Con il trascorrere dei giorni l´area intorno alla miniera è stata riorganizzata. All´inizio era anarchia pura. Tutti parlavano con tutti. Ora intorno alle tende dei familiari c´è un posto di blocco come prima della zona dove ci sono le sonde, l´ufficio postale, e le macchine perforatrici. Autorizzati a parlare con i giornalisti sono solo il capo delle operazioni di soccorso e il ministro delle miniere. Ogni giorno conferenza stampa all´aperto, sempre puntuali, alle 13,15 ora locale. Ma avvicinare i familiari resta facilissimo, nessuno di loro rispetta le regole e vanno nella zona chiusa delle tende solo quando sono stanchi. Verso mezzogiorno mangiano tutti insieme sotto il prefabbricato accanto alla sala stampa, un tendone con cinque grossi tavoli. L´ultima parte della strada che sale verso l´imbocco della miniera è un reliquiario. Parenti e amici dei minatori lasciano messaggi sulle rocce. Prima le graffiavano, adesso si portano gessetti e spray per scrivere. «Ti aspettiamo». «Resisti». «Abbiamo fiducia in te». I ragazzini scrivono grandi fogli colorati che poi appendono sotto una bandiera del Cile e che iniziano con «Papito querido». Quasi per ogni minatore ci sono altarini improvvisati che cambiano e s´arricchiscono di giorno in giorno. Ci sono foto di loro più giovani, ricordi di quando erano ragazzi, immagini di feste, matrimoni. Una mamma ha appeso la foto del figlio in guantoni, quando provava a fare il pugile prima di diventare minatore.

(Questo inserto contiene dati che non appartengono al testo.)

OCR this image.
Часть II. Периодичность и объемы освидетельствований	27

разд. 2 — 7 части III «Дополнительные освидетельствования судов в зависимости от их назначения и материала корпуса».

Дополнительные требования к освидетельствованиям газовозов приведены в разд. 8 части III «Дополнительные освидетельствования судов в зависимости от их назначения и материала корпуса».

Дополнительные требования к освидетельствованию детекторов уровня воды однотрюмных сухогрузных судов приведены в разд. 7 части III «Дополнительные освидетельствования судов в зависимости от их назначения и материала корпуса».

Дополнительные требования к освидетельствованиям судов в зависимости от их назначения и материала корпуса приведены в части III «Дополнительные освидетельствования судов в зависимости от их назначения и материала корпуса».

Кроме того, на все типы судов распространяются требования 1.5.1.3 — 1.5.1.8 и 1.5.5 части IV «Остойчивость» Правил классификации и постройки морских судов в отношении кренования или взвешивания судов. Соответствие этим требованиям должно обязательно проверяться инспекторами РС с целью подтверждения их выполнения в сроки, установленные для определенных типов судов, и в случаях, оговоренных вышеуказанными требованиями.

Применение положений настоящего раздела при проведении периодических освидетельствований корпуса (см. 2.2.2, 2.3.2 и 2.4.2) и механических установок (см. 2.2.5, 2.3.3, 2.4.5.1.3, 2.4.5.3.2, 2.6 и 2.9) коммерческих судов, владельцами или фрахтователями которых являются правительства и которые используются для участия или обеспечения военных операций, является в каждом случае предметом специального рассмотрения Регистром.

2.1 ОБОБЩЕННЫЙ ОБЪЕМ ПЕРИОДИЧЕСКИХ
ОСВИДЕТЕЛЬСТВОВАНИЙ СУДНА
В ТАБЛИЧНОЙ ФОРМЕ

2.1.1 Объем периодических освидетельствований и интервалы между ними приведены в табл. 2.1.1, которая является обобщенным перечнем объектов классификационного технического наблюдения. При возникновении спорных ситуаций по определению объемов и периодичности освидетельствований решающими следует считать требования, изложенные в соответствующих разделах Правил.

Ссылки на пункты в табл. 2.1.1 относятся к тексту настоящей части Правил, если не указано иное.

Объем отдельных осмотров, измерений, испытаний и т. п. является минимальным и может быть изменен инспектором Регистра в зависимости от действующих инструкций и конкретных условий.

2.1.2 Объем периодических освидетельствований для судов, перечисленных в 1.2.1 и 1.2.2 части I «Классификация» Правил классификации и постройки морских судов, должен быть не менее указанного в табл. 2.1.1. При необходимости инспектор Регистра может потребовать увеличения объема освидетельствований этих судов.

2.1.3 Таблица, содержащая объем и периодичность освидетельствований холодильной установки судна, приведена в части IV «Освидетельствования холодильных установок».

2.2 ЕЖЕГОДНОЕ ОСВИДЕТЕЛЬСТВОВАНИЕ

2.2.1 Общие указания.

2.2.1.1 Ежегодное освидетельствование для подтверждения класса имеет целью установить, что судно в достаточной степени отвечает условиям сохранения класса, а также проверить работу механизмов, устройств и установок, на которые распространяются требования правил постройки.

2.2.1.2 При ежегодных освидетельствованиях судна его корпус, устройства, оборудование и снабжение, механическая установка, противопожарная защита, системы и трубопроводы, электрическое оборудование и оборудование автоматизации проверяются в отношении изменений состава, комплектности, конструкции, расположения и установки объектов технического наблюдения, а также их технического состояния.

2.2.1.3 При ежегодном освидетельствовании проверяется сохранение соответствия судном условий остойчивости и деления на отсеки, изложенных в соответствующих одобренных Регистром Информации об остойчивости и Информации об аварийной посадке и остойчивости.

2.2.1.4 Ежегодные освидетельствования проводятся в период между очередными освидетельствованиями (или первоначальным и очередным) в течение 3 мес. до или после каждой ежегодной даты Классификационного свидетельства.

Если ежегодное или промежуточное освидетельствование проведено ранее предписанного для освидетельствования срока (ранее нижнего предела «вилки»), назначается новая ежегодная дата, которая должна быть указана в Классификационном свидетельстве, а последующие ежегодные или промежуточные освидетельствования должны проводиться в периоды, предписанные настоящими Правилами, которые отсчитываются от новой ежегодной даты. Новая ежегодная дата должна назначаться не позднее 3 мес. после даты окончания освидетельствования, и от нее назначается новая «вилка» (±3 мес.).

È uno scenario che con il passare del tempo scatena anche paradossali invidie e gelosie. Molti qui sono convinti che le famiglie dei minatori diventeranno ricche grazie a questa tragedia, alle donazioni, alla solidarietà e alle esclusive stampa e tv quando i loro cari riemergeranno dalla miniera. E così spuntano cugini di terzo grado che nessuno in famiglia ha mai visto. O il figlio avuto da adolescente da un´altra donna, ormai grande e mai più incontrato. Chi sfiora la morte senza che questa se lo porti via, finisce per dover fare con largo anticipo i conti con il suo passato.
Ogni sera, quando scende il tramonto, il campo intorno alla miniera si svuota. Il freddo punge e s´accendono fuochi. Alcune mogli, le più anziane, come Lily e Jessica, restano insieme al turno dei tecnici che seguono lo scavo del tunnel. Domani è un altro giorno, arriva un´altra macchina perforatrice, la terza. Nuove speranze: facciamo più in fretta, raggiungiamoli prima. Magari in due o tre settimane e non a metà novembre come previsto in un primo momento. Chissà.